10 natural remedies every mum should know about

Posted in Self Care.

Natural remedies mums should know about

Life with kids is full of coughs, colds, scrapes, bumps, bruises and everything in between. Luckily, mother earth is here to lend a helping hand. Plants and herbs have been used for centuries to treat bodily ills and as the saying goes, sometimes you really can’t improve on nature.

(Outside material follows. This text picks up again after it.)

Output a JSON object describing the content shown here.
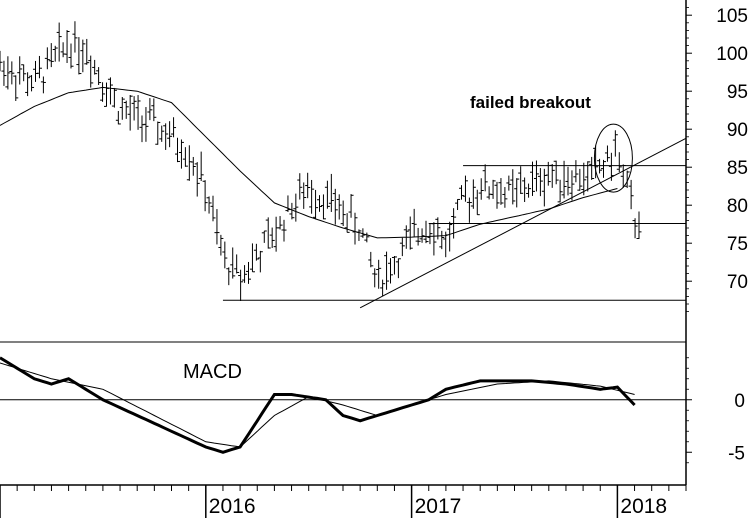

Here are 10 natural remedies made using ingredients that are probably already lurking in your cupboards … and if they’re not, they should be.

1. Travel buddy

Ginger root

Long road trips can leave some family members looking decidedly green. Ginger root offers relief from nausea and motion sickness on trains, boats or in cars. Before your next trip, whiz some fresh ginger, carrot and apple into a refreshing juice, or make a ginger tea for the grown-ups by steeping raw ginger root in hot water.

2. Itch-proof


If eczema-prone skin sometimes gives your family the itchies and scratchies, the answer might be staring you in the face at breakfast! Oatmeal is used in many skin-soothing lotions and you can replicate its effects at home by making yourself an oatmeal ‘bath tea’. Simply take a cup of uncooked oatmeal and tie it up inside an old sock, then let it soak in the tub to help protect and coat your skin. Baking soda can also help with itching – dissolve some in the bath or make a paste with water to apply to bug bites.

3. Cough buster

Ivy Leaf extract

Ivy leaf extract has been shown to loosen mucus, ease throat and chest inflammation and calm coughs. Little Coughs is a soothing syrup containing Ivy leaf extract, a medicinal herb that has been widely used for centuries for cough relief. Safe for small ones from six months old, Little Coughs is clinically proven to relieve coughs by increasing secretions in the respiratory tract, which thins the mucus and makes it easier to get all that yucky stuff off their chests – offering much-needed respite, especially at night-time.

4. Tummy tamer

Cup of tea

For mild tummy aches, peppermint can have a calming effect, helping to soothe cramping. Dunk fresh leaves or a pure organic peppermint tea bag (not caffeinated) into some warm water and sip on the minty liquid to help subdue upset bellies. Turmeric is another oft-used remedy for nausea.

5. Too cool

Aloe vera

Aloe Vera is a clear, jelly-like goo that comes from the inside of the aloe leaf. It’s long been used as a cooling lotion for mild sunburn, abrasions, itches and stings. Especially soothing if kept in the fridge, this gel can offer sweet relief for little red cheeks that have caught too much sun.

6. Nix the nits

Tea tree oil

Lice are, unfortunately, a fact of life for kids at school and daycare. If you manage to avoid them, it’s usually by luck, not design. But you might be able to stave off an annoying infestation with tea tree oil. With its natural insecticide properties, tea tree oil repels these tiny terrors. Make a preventative spray by adding a few drops to a spray bottle of water. Mist your child’s hair each morning before school and comb through.

7. On the regular


If there’s a blockage at the station … if you know what I mean … a few sweet and yummy prunes can help move things along. Dried plums are packed with fibre and natural laxatives, and are well known for their ability to relieve constipation, whether eaten as a snack or gulped down as a juice. A prune a day can also help keep everything regular for kids (and adults) who are prone to getting blocked up.

8. Soothe and smooth


For chapped lips, dry skin and minor scratches, many mums absolutely swear by Paw Paw ointment, made from the fermented papaya fruit. Look for petrochemical-free ointments which are often mixed with honey for an extra antibacterial kick, or shea butter for extra moisture. A nappy-bag essential.

9. Coco loco


Coconut oil is a great skin moisturiser, but it also works wonders as a natural hair detangler for the perpetual frizzies! Prevent before-school tangle tantrums by warming a small amount of coconut oil in the palm of your hand and massaging it through wet or dry hair, then comb through. For oily types, create your own dry shampoo with cornstarch and baking soda – mix the two and sprinkle a small amount near the scalp.

10. Chocolate prescription


We’ve thrown this one in for YOU, not the kids. Cacao beans contain powerful antioxidants called flavonoids that could have the potential to lower your blood pressure and improve circulation, as well as neutralise free radicals.  So go on, have a few squares of sugar-free raw chocolate for your health!